Data Science: The End of Statistics?
Normal Deviate 2013-04-22
Data Science: The End of Statistics?
As I see newspapers and blogs filled with talk of “Data Science” and “Big Data” I find myself filled with a mixture of optimism and dread. Optimism, because it means statistics is finally a sexy field. Dread, because statistics is being left on the sidelines.
The very fact that people can talk about data science without even realizing there is a field already devoted to the analysis of data — a field called statistics — is alarming. I like what Karl Broman says:
When physicists do mathematics, they don’t say they’re doing “number science”. They’re doing math.
If you’re analyzing data, you’re doing statistics. You can call it data science or informatics or analytics or whatever, but it’s still statistics.
Well put.
Maybe I am just pessimistic and am just imagining that statistics is getting left out. Perhaps, but I don’t think so. It’s my impression that the attention and resources are going mainly to Computer Science. Not that I have anything against CS of course, but it is a tragedy if Statistics gets left out of this data revolution.
Two questions come to mind:
1. Why do statisticians find themselves left out?
2. What can we do about it?
I’d like to hear your ideas. Here are some random thoughts on these questions. First, regarding question 1.
- Here is a short parable: A scientist comes to a statistician with a question. The statistician responds by learning the scientific background behind the question. Eventually, after much thinking and investigation, the statistician produces a thoughtful answer. The answer is not just an answer but an answer with a standard error. And the standard error is often much larger than the scientist would like.
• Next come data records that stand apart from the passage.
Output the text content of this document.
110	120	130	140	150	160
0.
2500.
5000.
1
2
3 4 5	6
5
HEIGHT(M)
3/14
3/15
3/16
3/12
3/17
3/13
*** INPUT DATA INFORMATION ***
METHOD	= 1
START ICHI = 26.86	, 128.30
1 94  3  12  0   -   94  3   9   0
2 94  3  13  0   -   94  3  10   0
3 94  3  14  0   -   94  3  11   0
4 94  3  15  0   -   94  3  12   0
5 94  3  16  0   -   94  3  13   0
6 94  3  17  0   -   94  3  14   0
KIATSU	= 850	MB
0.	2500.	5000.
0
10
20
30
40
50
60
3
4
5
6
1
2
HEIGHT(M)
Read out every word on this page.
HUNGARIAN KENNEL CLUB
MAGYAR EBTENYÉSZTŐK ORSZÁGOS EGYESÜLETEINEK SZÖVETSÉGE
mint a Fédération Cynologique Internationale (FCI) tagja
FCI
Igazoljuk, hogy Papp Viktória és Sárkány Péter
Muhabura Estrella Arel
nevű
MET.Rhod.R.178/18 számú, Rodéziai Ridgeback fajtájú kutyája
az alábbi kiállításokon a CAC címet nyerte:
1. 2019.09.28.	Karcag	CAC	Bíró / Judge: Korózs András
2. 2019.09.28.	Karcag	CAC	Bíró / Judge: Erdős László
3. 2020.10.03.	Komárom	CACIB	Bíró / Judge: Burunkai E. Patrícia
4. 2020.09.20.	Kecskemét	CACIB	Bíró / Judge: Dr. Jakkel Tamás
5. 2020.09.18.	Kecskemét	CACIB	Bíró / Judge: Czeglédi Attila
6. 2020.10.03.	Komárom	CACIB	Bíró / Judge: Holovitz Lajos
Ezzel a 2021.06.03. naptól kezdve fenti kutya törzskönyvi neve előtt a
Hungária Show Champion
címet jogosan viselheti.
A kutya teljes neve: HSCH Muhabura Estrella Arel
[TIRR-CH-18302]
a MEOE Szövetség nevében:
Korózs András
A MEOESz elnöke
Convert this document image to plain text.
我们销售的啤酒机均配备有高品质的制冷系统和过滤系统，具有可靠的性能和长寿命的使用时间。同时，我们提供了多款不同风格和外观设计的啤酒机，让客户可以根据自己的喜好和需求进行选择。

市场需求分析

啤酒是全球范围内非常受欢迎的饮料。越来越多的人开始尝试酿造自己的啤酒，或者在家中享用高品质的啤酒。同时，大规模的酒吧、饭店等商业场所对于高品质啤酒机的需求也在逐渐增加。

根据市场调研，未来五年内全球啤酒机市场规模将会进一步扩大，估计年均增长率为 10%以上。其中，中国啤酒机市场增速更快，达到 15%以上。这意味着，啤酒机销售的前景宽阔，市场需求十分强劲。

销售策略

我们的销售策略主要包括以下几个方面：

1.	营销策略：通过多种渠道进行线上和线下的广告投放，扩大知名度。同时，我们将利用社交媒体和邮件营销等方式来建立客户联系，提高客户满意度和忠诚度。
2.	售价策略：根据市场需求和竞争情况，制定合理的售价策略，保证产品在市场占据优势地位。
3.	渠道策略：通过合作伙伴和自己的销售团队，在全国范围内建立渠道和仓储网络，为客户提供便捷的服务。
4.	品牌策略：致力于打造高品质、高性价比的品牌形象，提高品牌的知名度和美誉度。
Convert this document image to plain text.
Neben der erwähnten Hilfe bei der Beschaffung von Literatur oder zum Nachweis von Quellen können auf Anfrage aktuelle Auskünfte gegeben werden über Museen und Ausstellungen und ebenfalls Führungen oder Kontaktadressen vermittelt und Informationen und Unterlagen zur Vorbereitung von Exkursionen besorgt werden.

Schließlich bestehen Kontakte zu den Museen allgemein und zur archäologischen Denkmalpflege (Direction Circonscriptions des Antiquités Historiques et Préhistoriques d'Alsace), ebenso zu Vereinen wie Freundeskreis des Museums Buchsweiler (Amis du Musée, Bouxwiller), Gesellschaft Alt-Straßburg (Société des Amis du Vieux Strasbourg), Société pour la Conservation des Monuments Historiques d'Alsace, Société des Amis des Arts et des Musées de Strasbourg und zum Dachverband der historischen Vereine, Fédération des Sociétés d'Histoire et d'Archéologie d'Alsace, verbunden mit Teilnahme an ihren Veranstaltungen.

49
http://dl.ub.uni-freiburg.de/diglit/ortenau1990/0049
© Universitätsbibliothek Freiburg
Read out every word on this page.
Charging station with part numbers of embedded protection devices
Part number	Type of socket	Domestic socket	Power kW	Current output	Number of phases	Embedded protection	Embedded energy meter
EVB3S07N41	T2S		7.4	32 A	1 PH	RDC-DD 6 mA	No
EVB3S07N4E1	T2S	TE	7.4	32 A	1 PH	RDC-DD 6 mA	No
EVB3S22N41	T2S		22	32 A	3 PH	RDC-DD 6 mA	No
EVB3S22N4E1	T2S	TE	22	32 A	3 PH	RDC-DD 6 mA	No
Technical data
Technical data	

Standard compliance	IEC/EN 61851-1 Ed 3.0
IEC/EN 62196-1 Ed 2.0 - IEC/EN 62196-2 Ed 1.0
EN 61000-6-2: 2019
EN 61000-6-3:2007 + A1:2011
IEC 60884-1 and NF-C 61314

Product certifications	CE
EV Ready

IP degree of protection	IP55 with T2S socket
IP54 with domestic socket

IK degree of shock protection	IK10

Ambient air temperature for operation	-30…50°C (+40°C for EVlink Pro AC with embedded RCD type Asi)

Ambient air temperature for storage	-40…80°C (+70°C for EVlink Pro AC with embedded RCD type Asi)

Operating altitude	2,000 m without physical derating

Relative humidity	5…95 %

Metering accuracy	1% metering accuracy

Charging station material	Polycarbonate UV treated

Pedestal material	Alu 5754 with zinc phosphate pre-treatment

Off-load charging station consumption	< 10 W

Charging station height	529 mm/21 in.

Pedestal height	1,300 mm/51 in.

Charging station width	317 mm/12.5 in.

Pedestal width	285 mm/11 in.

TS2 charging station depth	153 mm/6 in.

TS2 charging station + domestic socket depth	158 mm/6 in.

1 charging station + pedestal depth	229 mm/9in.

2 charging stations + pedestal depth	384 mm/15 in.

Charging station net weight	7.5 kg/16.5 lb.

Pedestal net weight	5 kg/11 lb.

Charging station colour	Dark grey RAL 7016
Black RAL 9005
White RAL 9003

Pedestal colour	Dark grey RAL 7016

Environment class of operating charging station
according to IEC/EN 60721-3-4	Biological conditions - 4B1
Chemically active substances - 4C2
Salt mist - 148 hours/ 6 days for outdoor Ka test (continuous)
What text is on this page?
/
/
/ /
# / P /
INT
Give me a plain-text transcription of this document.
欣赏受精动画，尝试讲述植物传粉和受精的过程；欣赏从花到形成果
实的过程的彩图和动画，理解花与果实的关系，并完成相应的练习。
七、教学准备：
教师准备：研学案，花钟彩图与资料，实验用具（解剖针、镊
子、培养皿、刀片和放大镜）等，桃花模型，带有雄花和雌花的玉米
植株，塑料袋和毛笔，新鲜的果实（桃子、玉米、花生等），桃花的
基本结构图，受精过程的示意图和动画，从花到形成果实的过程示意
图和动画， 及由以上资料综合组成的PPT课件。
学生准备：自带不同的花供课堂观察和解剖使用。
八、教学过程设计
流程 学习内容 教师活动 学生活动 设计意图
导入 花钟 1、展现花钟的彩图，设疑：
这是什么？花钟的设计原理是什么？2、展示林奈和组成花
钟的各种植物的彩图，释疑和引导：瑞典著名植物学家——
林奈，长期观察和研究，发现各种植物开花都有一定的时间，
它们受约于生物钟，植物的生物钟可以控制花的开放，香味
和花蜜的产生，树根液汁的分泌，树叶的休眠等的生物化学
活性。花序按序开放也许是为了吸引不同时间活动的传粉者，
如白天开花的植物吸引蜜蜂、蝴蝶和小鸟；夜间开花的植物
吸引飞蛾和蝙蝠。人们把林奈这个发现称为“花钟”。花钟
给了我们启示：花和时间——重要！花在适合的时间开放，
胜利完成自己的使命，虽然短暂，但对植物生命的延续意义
The scientist goes to a computer scientist. A few days later the computer scientist comes back with spectacular graphs and fast software.
Who would you go to?
I am exaggerating of course. But there is some truth to this. We statisticians train our students to be slow and methodical and to question every assumption. These are good things but there is something to be said for speed and flashiness.
- Generally, speaking, statisticians have limited computational skills. I saw a talk a few weeks ago in the machine learning department where the speaker dealt with a dataset of size 10 billion. And each data point had dimension 10,000. It was very impressive. Few statisticians have the skills to do calculations like this.
On to question 2. What do we do about it?
Whining won’t help. We can complain that that “data scientists” are ignoring biases, not computing standard errors, not stating and checking assumption and so on. No one is listening.
First of all, we need to make sure our students are competitive. They need to be able to do serious computing, which means they need to understand data structures, distributed computing and multiple programming languages.
Second, we need to hire CS people to be on the faculty in statistics department. This won’t be easy: how do we create incentives for computer scientists to take jobs in statistics departments?
Third, statistics needs a separate division at NSF. Simply renaming DMS (Division of Mathematical Sciences) as has been debated, isn’t enough. We need our own pot of money. (I realize this isn’t going to happen.)
To summarize, I don’t really have any ideas. Does anyone?